製作:ビャルテ・モルネル・トヴェイト、ピーター・エンゲル
製作総指揮:ピーター・エンゲル
撮影監督:ジョナス・ベルリン
撮影:ハイネ・カールスバーグ、トーレ・ヴォラン、ウルリク・ラーセン
編集:トーカル・ゴーヴ、ニコラス・ノールガード・スタフォラーニ
音楽:ジョン・エリック・コーダ
『THE MOLE(ザ・モール)』を鑑賞。
2011年デンマーク、元料理人が欧州最大の北朝鮮支援組織に潜入するドキュメンタリー。
自主スパイですが、監督自身も加担していく、攻撃的ジャーナリズムとしてのドキュメンタリーです。
北朝鮮にも行きますが、ほとんどは欧州とアフリカです。北朝鮮が外国で行ってることと外縁組織の活動が中心。そして、それは国家的犯罪へと発展していきます。
本物のスパイ行為によるガチンコなセメント演技を見せてくれる。
リアル『工作 黒金星と呼ばれた男』……って、そもそも実話が元だった。
でもね。この手の悪党の会議を描くのに、これ以上のお手本はないほどの衝撃なシーンがいくつも。これはドラマなのか、と目を疑うほどに。
敵をおまぬけというが、そう信じさせるのに6年以上かかっていることが重要。まさに準備こそ命である。マッツ・ブリューガーがブッシュと戦ったり、外交官の肩書を手に入れたり、TV司会として自分の番組を持って自らアフリカの国に潜入したりする鉄筋なジャーナリスト。いうなれば、欧州のマイケル・ムーアという肩書が失礼なほどのモノホンの記者であるので、その力を侮ってはいけない。
そこまで突出した人々と、妙にカリスマティックな人々による丁々発止に戦慄する。
ウルリクの普通さこそ軸。その裡を見よ。
『アナザーラウンド』につながるデンマーク人の大酒飲みがスパイ活動に活きる。これ、『クーリエ』にも出てきたな。
あそこには笑い泣きの瞬間があったな。
実は、見所は元MI5職員のアニーによるインタビュー。この普通さにプロを見る。
それよりなにより、まさかの大きなテーマがじょじょに現れてくる。それが北朝鮮と個人というものを重なっていく。実は、タイトルのダブルミーニングになってもいる。

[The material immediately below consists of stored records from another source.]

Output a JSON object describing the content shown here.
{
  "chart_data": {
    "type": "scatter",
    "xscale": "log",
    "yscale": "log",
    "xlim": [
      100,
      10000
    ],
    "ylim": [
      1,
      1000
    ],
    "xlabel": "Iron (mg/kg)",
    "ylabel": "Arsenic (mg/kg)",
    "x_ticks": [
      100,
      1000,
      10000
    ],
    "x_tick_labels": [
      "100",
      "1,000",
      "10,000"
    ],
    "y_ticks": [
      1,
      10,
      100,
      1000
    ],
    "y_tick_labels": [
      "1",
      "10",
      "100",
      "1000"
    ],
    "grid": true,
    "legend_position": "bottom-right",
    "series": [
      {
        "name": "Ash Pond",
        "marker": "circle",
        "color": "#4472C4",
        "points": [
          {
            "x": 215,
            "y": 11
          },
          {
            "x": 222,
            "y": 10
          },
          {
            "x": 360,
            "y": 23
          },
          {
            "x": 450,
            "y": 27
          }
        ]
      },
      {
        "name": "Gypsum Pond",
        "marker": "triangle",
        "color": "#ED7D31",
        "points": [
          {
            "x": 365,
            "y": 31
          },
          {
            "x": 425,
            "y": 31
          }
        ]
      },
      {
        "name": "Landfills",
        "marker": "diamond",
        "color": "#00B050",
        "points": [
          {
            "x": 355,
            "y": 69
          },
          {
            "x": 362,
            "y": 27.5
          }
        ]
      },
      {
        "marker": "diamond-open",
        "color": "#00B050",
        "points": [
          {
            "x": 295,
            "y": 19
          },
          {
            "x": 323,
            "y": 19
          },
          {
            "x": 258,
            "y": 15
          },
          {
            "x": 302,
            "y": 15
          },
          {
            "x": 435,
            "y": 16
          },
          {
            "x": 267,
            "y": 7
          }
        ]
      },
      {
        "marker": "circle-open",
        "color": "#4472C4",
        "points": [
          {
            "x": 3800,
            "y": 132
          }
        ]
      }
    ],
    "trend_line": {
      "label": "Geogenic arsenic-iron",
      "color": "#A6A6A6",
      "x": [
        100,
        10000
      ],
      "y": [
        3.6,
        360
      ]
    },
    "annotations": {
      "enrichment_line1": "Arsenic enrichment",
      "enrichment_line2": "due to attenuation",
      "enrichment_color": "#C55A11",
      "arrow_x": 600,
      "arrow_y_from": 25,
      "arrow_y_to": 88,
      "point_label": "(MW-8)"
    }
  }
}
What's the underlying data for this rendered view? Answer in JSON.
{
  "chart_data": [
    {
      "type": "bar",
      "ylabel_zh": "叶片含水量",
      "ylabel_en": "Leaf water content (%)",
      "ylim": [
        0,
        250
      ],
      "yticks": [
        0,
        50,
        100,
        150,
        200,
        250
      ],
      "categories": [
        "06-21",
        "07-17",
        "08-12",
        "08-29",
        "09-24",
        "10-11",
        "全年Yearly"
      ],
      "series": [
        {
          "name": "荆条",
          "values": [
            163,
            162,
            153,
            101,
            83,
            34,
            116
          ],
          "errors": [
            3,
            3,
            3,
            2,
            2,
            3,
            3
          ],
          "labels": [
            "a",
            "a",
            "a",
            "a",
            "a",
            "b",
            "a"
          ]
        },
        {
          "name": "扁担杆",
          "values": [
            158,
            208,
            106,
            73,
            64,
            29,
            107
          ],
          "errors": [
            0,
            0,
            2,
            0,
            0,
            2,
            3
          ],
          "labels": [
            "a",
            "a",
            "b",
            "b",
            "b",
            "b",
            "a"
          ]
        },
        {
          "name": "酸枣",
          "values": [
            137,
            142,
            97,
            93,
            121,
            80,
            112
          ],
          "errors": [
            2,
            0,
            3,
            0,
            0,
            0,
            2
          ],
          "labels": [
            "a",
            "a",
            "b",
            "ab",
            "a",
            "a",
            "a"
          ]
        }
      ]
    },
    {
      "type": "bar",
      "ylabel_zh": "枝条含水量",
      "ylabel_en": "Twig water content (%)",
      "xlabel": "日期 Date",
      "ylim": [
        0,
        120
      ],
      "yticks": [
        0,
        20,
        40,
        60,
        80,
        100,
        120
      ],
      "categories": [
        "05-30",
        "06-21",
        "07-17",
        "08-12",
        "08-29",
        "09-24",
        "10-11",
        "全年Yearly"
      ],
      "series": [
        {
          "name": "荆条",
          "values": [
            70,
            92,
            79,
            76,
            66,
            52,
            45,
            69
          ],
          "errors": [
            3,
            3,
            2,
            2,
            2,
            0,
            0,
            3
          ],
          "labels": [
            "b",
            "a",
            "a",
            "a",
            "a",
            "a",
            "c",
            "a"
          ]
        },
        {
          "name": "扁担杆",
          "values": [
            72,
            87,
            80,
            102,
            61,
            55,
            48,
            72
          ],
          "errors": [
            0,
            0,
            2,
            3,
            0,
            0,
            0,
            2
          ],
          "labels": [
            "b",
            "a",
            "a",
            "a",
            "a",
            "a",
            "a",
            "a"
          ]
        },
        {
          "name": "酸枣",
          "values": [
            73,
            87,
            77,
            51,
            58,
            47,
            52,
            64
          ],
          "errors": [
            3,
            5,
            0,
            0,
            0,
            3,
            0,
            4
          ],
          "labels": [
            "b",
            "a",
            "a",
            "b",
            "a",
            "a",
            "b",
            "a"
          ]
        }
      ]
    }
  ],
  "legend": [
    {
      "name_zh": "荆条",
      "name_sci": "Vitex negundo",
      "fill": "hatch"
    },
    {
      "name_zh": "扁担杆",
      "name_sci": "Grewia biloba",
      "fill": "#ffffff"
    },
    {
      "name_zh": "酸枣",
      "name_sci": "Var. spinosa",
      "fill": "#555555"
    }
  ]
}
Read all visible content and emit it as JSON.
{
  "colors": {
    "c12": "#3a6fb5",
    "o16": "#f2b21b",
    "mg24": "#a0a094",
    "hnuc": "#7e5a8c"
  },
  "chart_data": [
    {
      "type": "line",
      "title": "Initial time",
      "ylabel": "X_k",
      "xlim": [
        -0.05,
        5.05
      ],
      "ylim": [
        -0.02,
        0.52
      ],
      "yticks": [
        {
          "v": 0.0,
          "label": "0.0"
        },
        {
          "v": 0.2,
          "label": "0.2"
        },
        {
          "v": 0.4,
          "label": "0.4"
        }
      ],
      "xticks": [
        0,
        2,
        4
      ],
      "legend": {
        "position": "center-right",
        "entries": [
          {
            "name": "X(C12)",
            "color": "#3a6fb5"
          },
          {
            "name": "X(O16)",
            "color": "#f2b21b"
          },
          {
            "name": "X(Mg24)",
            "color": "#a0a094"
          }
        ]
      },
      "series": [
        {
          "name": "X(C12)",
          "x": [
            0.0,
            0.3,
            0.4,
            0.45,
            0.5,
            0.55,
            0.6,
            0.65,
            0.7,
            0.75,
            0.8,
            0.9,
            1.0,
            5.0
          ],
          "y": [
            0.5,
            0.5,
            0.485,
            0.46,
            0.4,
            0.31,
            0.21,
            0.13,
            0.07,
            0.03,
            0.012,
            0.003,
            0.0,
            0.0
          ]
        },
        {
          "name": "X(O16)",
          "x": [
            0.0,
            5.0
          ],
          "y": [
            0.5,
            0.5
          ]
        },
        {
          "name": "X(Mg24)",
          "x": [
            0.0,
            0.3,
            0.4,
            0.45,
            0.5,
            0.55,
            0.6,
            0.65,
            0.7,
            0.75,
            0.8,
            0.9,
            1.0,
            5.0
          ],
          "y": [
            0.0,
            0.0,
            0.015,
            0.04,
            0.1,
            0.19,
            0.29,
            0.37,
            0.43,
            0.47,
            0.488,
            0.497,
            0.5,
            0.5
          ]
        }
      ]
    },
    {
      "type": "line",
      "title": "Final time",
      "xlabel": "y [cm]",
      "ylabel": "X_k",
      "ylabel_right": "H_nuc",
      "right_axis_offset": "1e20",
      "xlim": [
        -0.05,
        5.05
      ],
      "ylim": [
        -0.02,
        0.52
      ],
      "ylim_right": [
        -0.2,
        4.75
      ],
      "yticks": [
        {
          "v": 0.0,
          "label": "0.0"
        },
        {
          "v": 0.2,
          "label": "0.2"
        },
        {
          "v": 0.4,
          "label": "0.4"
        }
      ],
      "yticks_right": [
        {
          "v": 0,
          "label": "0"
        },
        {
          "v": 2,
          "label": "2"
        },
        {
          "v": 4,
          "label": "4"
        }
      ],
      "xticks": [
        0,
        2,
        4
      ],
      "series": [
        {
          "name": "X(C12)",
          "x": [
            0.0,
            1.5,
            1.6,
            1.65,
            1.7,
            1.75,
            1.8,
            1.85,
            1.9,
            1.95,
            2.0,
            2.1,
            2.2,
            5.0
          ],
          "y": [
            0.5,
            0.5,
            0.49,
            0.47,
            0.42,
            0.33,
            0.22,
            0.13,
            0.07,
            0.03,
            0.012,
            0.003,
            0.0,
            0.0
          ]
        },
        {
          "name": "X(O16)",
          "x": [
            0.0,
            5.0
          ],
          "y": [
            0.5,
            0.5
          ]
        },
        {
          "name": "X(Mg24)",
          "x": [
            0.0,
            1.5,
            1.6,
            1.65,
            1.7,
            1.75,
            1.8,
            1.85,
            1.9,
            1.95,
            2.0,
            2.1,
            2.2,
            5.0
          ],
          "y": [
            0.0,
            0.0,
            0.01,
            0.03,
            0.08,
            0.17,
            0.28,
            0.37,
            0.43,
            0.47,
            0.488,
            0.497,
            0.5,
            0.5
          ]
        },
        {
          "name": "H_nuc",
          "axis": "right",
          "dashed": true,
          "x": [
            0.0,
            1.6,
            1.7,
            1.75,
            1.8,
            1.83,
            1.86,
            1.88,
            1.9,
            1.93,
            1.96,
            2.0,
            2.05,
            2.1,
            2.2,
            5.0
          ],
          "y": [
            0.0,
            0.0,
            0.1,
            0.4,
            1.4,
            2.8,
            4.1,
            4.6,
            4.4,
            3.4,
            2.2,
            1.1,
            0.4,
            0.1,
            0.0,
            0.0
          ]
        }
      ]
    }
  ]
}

始める前のウルリクの目を覚えておいて、その後と、それぞれの目を見る、その表情の変化を見る。その外を見よ。10年という時間、修羅場をくぐる、人が変わるとはこういうことなのだ。
たんたんとリアルな作業としての潜入を見る、この冷たいドラマティック。
赤と黒が混ざって日常が刺さる甘作。
おまけ。
原題は、『THE MOLE: UNDERCOVER IN NORTH KOREA』。
『もぐら(スパイ):北朝鮮への覆面潜入者』。
NHK(NHK BS1)での放送題は、『潜入10年 北朝鮮・武器ビジネスの闇』。
MOLEは、痣、黒子、もぐら、防波堤の意味がある。
隠語としてスパイの意味がある。
2020年の作品。
製作国:ノルウェー / デンマーク / イギリス / スウェーデン
上映時間:120分
映倫:G
配給:ツイン
2020年秋に英国BBCと北欧のテレビ局で放送され、21年2月に「潜入10年 北朝鮮・武器ビジネスの闇」のタイトルでNHK-BSでも放送されて反響を呼んだ内容に未公開シーンなど追加している。
スペインとドイツでは、一時間のTV番組2本のミニシリーズとして放送された。
ネタバレ。
秘密を抱えて、自分が価値があると思える状態になった時に人は活き活きとする。
そして、偽りは目を殺す。
キム氏の無表情の恐ろしさ。
最後の晩餐には、『007 ノー・タイム・トゥ・ダイ』の裏ラストを見ているようななんとも言えない複雑な感情が溢れる。
その人が活動してきたことを話してもらうこと、聞いてもらうことの意味。